主計担当部長の嫌味とも取れる問い掛けが、俺に向けられる。
「そうですね。また、いずれ新規採用が出来るようになればいいのですが」
「そう言えば……高橋君は、随分、バレンタイン・デイに大量のチョコレートを女性陣から貰っていたようだが、まぁ、まだ新生三カ年計画の詳細も明らかになってなかった頃だし、まさかこんなに自分達に降り掛かってくるとは、女性陣も思っても見なかっただろう。来年のチョコレートの数は、今年の半分以下になるかもしれんな。ハッハッハ……」
最近は、こうした風当たりにも慣れてしまっていた。言いたい奴には、言わせておけばいい。そのひと言を俺に言って気が済むのなら、幾らでも聞く。きっと今回の俺の昇級も、面白くないのだろう。財務担当部長が、露骨な態度と言動に表しているのがよくわかる。

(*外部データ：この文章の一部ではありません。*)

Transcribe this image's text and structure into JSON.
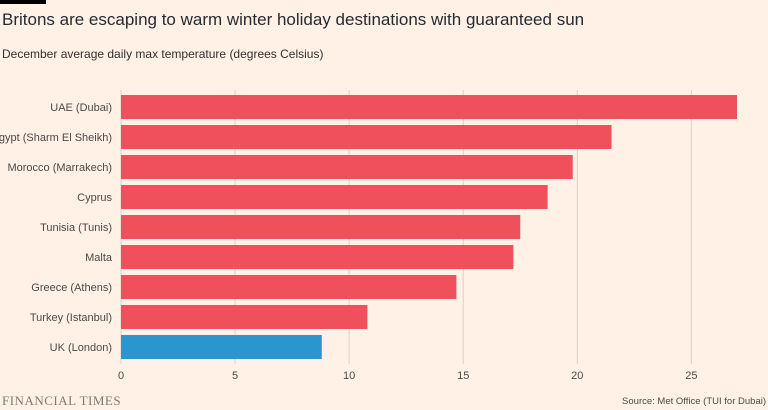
{
  "header": {
    "title": "Britons are escaping to warm winter holiday destinations with guaranteed sun",
    "subtitle": "December average daily max temperature (degrees Celsius)"
  },
  "footer": {
    "logo_text": "FINANCIAL TIMES",
    "source": "Source: Met Office (TUI for Dubai)"
  },
  "colors": {
    "background": "#fff1e5",
    "bar_default": "#f04f5c",
    "bar_highlight": "#2b95d0",
    "gridline": "#d9d2cb",
    "tick_text": "#4d4845"
  },
  "chart_data": {
    "type": "bar",
    "orientation": "horizontal",
    "categories": [
      "UAE (Dubai)",
      "Egypt (Sharm El Sheikh)",
      "Morocco (Marrakech)",
      "Cyprus",
      "Tunisia (Tunis)",
      "Malta",
      "Greece (Athens)",
      "Turkey (Istanbul)",
      "UK (London)"
    ],
    "values": [
      27,
      21.5,
      19.8,
      18.7,
      17.5,
      17.2,
      14.7,
      10.8,
      8.8
    ],
    "highlight": "UK (London)",
    "xlim": [
      0,
      27
    ],
    "xticks": [
      0,
      5,
      10,
      15,
      20,
      25
    ],
    "grid": true,
    "xlabel": "",
    "ylabel": ""
  }
}
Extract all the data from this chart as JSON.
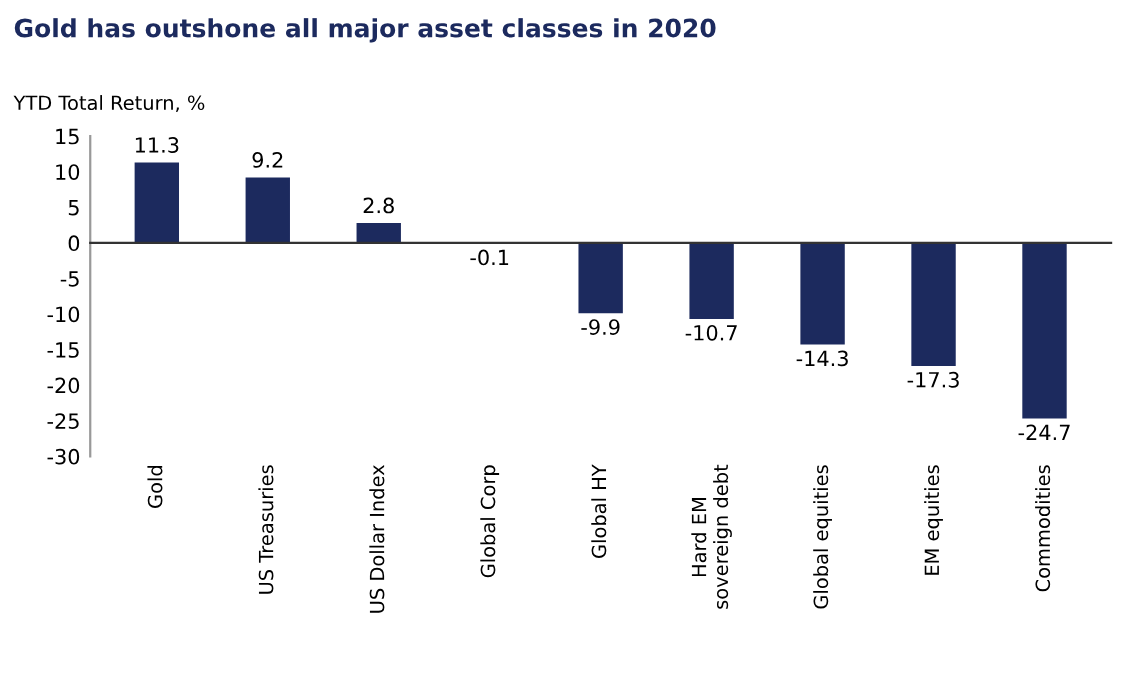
{
  "chart_data": {
    "type": "bar",
    "title": "Gold has outshone all major asset classes in 2020",
    "ylabel": "YTD Total Return, %",
    "categories": [
      "Gold",
      "US Treasuries",
      "US Dollar Index",
      "Global Corp",
      "Global HY",
      "Hard EM\nsovereign debt",
      "Global equities",
      "EM equities",
      "Commodities"
    ],
    "values": [
      11.3,
      9.2,
      2.8,
      -0.1,
      -9.9,
      -10.7,
      -14.3,
      -17.3,
      -24.7
    ],
    "color": "#1c2a5e",
    "ylim": [
      -30,
      15
    ],
    "yticks": [
      -30,
      -25,
      -20,
      -15,
      -10,
      -5,
      0,
      5,
      10,
      15
    ],
    "data_labels": true
  }
}
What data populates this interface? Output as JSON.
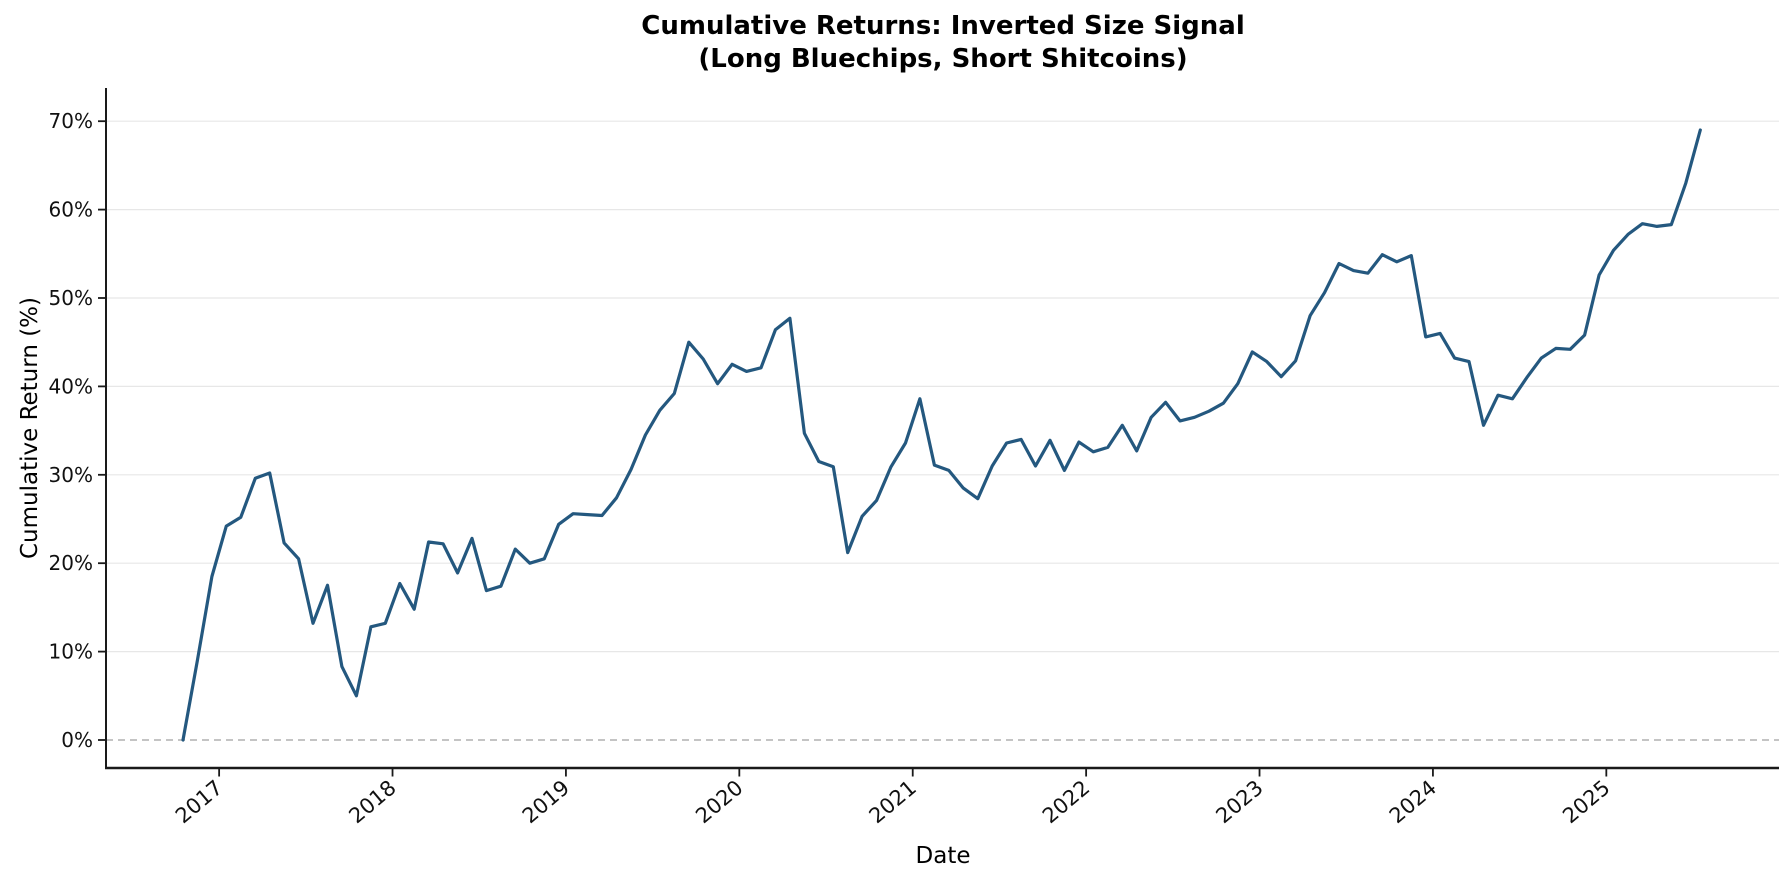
{
  "title": {
    "line1": "Cumulative Returns: Inverted Size Signal",
    "line2": "(Long Bluechips, Short Shitcoins)"
  },
  "chart_data": {
    "type": "line",
    "title": "Cumulative Returns: Inverted Size Signal (Long Bluechips, Short Shitcoins)",
    "xlabel": "Date",
    "ylabel": "Cumulative Return (%)",
    "x_tick_labels": [
      "2017",
      "2018",
      "2019",
      "2020",
      "2021",
      "2022",
      "2023",
      "2024",
      "2025"
    ],
    "y_ticks": [
      0,
      10,
      20,
      30,
      40,
      50,
      60,
      70
    ],
    "y_tick_labels": [
      "0%",
      "10%",
      "20%",
      "30%",
      "40%",
      "50%",
      "60%",
      "70%"
    ],
    "ylim": [
      -3.2,
      73.8
    ],
    "grid": "horizontal",
    "legend": "none",
    "zero_line": {
      "value": 0,
      "style": "dashed"
    },
    "series": [
      {
        "name": "Inverted Size Signal cumulative return",
        "x": [
          "2016-10",
          "2016-11",
          "2016-12",
          "2017-01",
          "2017-02",
          "2017-03",
          "2017-04",
          "2017-05",
          "2017-06",
          "2017-07",
          "2017-08",
          "2017-09",
          "2017-10",
          "2017-11",
          "2017-12",
          "2018-01",
          "2018-02",
          "2018-03",
          "2018-04",
          "2018-05",
          "2018-06",
          "2018-07",
          "2018-08",
          "2018-09",
          "2018-10",
          "2018-11",
          "2018-12",
          "2019-01",
          "2019-02",
          "2019-03",
          "2019-04",
          "2019-05",
          "2019-06",
          "2019-07",
          "2019-08",
          "2019-09",
          "2019-10",
          "2019-11",
          "2019-12",
          "2020-01",
          "2020-02",
          "2020-03",
          "2020-04",
          "2020-05",
          "2020-06",
          "2020-07",
          "2020-08",
          "2020-09",
          "2020-10",
          "2020-11",
          "2020-12",
          "2021-01",
          "2021-02",
          "2021-03",
          "2021-04",
          "2021-05",
          "2021-06",
          "2021-07",
          "2021-08",
          "2021-09",
          "2021-10",
          "2021-11",
          "2021-12",
          "2022-01",
          "2022-02",
          "2022-03",
          "2022-04",
          "2022-05",
          "2022-06",
          "2022-07",
          "2022-08",
          "2022-09",
          "2022-10",
          "2022-11",
          "2022-12",
          "2023-01",
          "2023-02",
          "2023-03",
          "2023-04",
          "2023-05",
          "2023-06",
          "2023-07",
          "2023-08",
          "2023-09",
          "2023-10",
          "2023-11",
          "2023-12",
          "2024-01",
          "2024-02",
          "2024-03",
          "2024-04",
          "2024-05",
          "2024-06",
          "2024-07",
          "2024-08",
          "2024-09",
          "2024-10",
          "2024-11",
          "2024-12",
          "2025-01",
          "2025-02",
          "2025-03",
          "2025-04",
          "2025-05",
          "2025-06",
          "2025-07"
        ],
        "values": [
          0.0,
          9.0,
          18.5,
          24.2,
          25.2,
          29.6,
          30.2,
          22.3,
          20.5,
          13.2,
          17.5,
          8.3,
          5.0,
          12.8,
          13.2,
          17.7,
          14.8,
          22.4,
          22.2,
          18.9,
          22.8,
          16.9,
          17.4,
          21.6,
          20.0,
          20.5,
          24.4,
          25.6,
          25.5,
          25.4,
          27.4,
          30.6,
          34.5,
          37.3,
          39.2,
          45.0,
          43.1,
          40.3,
          42.5,
          41.7,
          42.1,
          46.4,
          47.7,
          34.7,
          31.5,
          30.9,
          21.2,
          25.3,
          27.1,
          30.9,
          33.6,
          38.6,
          31.1,
          30.5,
          28.5,
          27.3,
          31.0,
          33.6,
          34.0,
          31.0,
          33.9,
          30.5,
          33.7,
          32.6,
          33.1,
          35.6,
          32.7,
          36.5,
          38.2,
          36.1,
          36.5,
          37.2,
          38.1,
          40.3,
          43.9,
          42.8,
          41.1,
          42.9,
          48.0,
          50.6,
          53.9,
          53.1,
          52.8,
          54.9,
          54.1,
          54.8,
          45.6,
          46.0,
          43.2,
          42.8,
          35.6,
          39.0,
          38.6,
          41.0,
          43.2,
          44.3,
          44.2,
          45.8,
          52.6,
          55.4,
          57.2,
          58.4,
          58.1,
          58.3,
          63.0,
          69.0
        ]
      }
    ],
    "colors": {
      "line": "#24587f",
      "grid": "#e7e7e7",
      "zero_line": "#b0b0b0",
      "spine": "#1a1a1a",
      "tick_text": "#111111",
      "background": "#ffffff"
    }
  }
}
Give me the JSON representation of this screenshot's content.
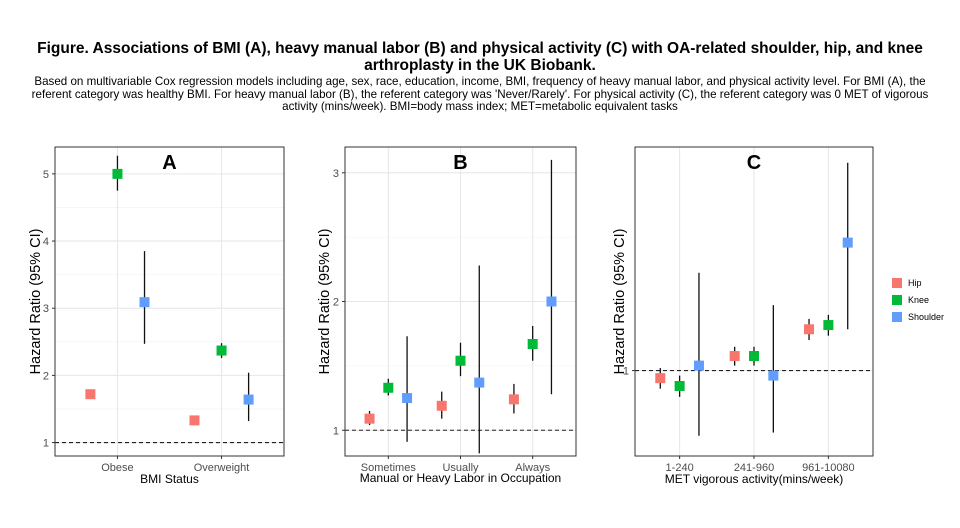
{
  "figure": {
    "title": "Figure. Associations of BMI (A), heavy manual labor (B) and physical activity (C) with OA-related shoulder, hip, and knee arthroplasty in the UK Biobank.",
    "caption": "Based on multivariable Cox regression models including age, sex, race, education, income, BMI, frequency of heavy manual labor, and physical activity level. For BMI (A), the referent category was healthy BMI. For heavy manual labor (B), the referent category was 'Never/Rarely'. For physical activity (C), the referent category was 0 MET of vigorous activity (mins/week). BMI=body mass index; MET=metabolic equivalent tasks"
  },
  "legend": {
    "placement": "right",
    "items": [
      {
        "name": "Hip",
        "color": "#F8766D"
      },
      {
        "name": "Knee",
        "color": "#00BA38"
      },
      {
        "name": "Shoulder",
        "color": "#619CFF"
      }
    ]
  },
  "chart_data": [
    {
      "type": "scatter",
      "panel_label": "A",
      "xlabel": "BMI Status",
      "ylabel": "Hazard Ratio (95% CI)",
      "categories": [
        "Obese",
        "Overweight"
      ],
      "ylim": [
        0.8,
        5.4
      ],
      "yticks": [
        1,
        2,
        3,
        4,
        5
      ],
      "reference_line": 1,
      "series": [
        {
          "name": "Hip",
          "values": [
            1.72,
            1.33
          ],
          "lower": [
            1.66,
            1.29
          ],
          "upper": [
            1.78,
            1.38
          ]
        },
        {
          "name": "Knee",
          "values": [
            5.0,
            2.37
          ],
          "lower": [
            4.75,
            2.26
          ],
          "upper": [
            5.27,
            2.48
          ]
        },
        {
          "name": "Shoulder",
          "values": [
            3.09,
            1.64
          ],
          "lower": [
            2.47,
            1.32
          ],
          "upper": [
            3.85,
            2.04
          ]
        }
      ]
    },
    {
      "type": "scatter",
      "panel_label": "B",
      "xlabel": "Manual or Heavy Labor in Occupation",
      "ylabel": "Hazard Ratio (95% CI)",
      "categories": [
        "Sometimes",
        "Usually",
        "Always"
      ],
      "ylim": [
        0.8,
        3.2
      ],
      "yticks": [
        1,
        2,
        3
      ],
      "reference_line": 1,
      "series": [
        {
          "name": "Hip",
          "values": [
            1.09,
            1.19,
            1.24
          ],
          "lower": [
            1.04,
            1.09,
            1.13
          ],
          "upper": [
            1.15,
            1.3,
            1.36
          ]
        },
        {
          "name": "Knee",
          "values": [
            1.33,
            1.54,
            1.67
          ],
          "lower": [
            1.27,
            1.42,
            1.54
          ],
          "upper": [
            1.4,
            1.68,
            1.81
          ]
        },
        {
          "name": "Shoulder",
          "values": [
            1.25,
            1.37,
            2.0
          ],
          "lower": [
            0.91,
            0.82,
            1.28
          ],
          "upper": [
            1.73,
            2.28,
            3.1
          ]
        }
      ]
    },
    {
      "type": "scatter",
      "panel_label": "C",
      "xlabel": "MET vigorous activity(mins/week)",
      "ylabel": "Hazard Ratio (95% CI)",
      "categories": [
        "1-240",
        "241-960",
        "961-10080"
      ],
      "yscale": "log",
      "ylim": [
        0.71,
        2.45
      ],
      "yticks": [
        1
      ],
      "reference_line": 1,
      "series": [
        {
          "name": "Hip",
          "values": [
            0.97,
            1.06,
            1.18
          ],
          "lower": [
            0.93,
            1.02,
            1.13
          ],
          "upper": [
            1.01,
            1.1,
            1.23
          ]
        },
        {
          "name": "Knee",
          "values": [
            0.94,
            1.06,
            1.2
          ],
          "lower": [
            0.9,
            1.02,
            1.15
          ],
          "upper": [
            0.98,
            1.1,
            1.25
          ]
        },
        {
          "name": "Shoulder",
          "values": [
            1.02,
            0.98,
            1.67
          ],
          "lower": [
            0.77,
            0.78,
            1.18
          ],
          "upper": [
            1.48,
            1.3,
            2.3
          ]
        }
      ]
    }
  ]
}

「一日から来る、この新入社員八名を、どのように配置しましょうか」
売掛金担当部長が、取締役でもある経理部長にお伺いを立てている。そんな席に何故、俺が出席しているのか。会計担当には部長が居ない。経理部長直轄という組織運営になっている。社長にお願いして、従来あった会計担当をなくして、会計監査という新たな担当を設けてもらった。今まで会計担当だった社員は、それぞれ主計や財務などに振り分けられ、余剰人員は転出させたので、人員的にはかなりマイナスになったのだが、新入社員の配属でその分は少し補われた。会計監査には、あと一人か二人貰えれば良いと申し出ると、ちょうど部内異動で宙に浮いた一人で、元々会計に居た二年目の男子をそのまま残してくれることになり、また担当部長も何処かの担当に付けてもらい、その分、管理職人件費を減らして欲しいと願い出たのも俺だったが、その代わりに俺が昇級してしまい、必然的にこうなってしまった。反感もかって当たり前の構図だ。
「主計と売掛金は、退職者の欠員が二人出ているので優先的に配置しますが、どの新入社員がいいですか」
こういう会議は長い。この時期、経理は忙しいのは周知の上なのに、こんなに流暢に会議を進めていていいのだろうか。部長が決めてくれれば良いとさえ、思ってしまうのだが……。